Not that I'm thrilled to go to the gym anyways, but now I cant even do that. Without feeling tremendous guilt. Not mommy-guilt. Nicotine baby absorption guilt.
I pranced into the gym today with Lachlan in my arms after just dropping his sister off at school. I was in charge of half of my usual amount of rugrats and feeling good. Until I opened the gym daycare door. I thought I just walked into a cheap bar. And the barmaid was sitting in the rocking chair, arms open to accept my child. It smelled like stale ciggie smoke! I thought a toddler was actually lighting one up it was so strong.

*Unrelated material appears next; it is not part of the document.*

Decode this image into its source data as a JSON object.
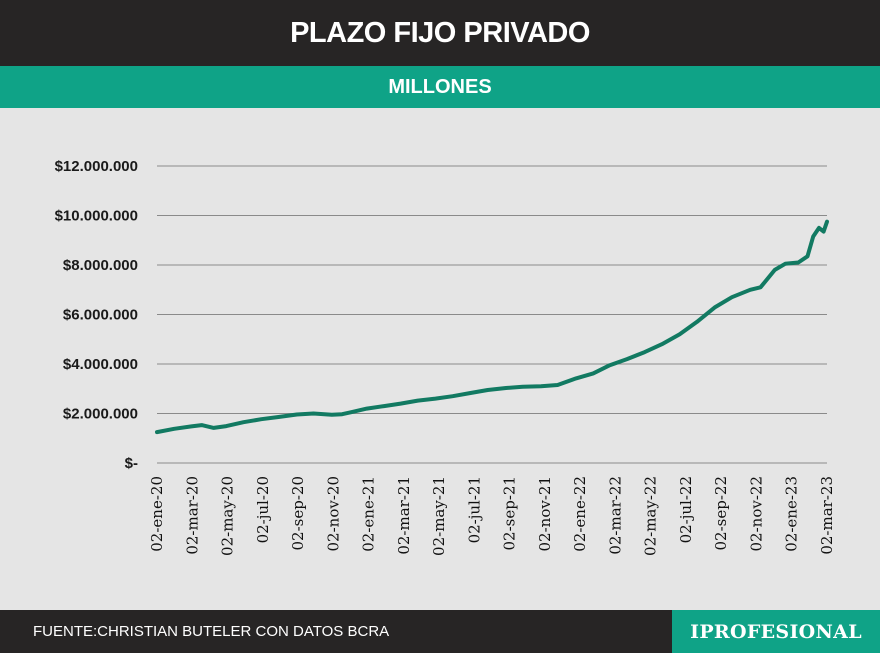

I set Lachlan in an Exersaucer as far away from last nights barmaid as possible. And I left, hoping the other girl in charge would take care of him... As I walked on my treadmill I could see in the windows of the daycare so I watched. And I watched Smokey pick him up! And he cried and cried. He snuggled his clean little baby face into her smelly clothes and fussed. I couldnt take it. I hopped right off the 'mill and went in there. Said, "Something came up." Grabbed him and bolted. I hadnt even walked a half mile....
I almost cried. I wanted to talk to the management but she was busy. I stood there awkwardly then left. But I am not through. I know the owner and my kids will never go when that lady is there again. Its called 3rd hand smoke (smoke that lingers on clothes, skin, and hair) and kids who are around it have nicotine in their little tiny developing baby bodies.
This is a daycare at a gym. Who goes to gyms? Health conscious people. Do you think we smoke? No. This to me in unbelievable. It makes me sick. I am doing something about it.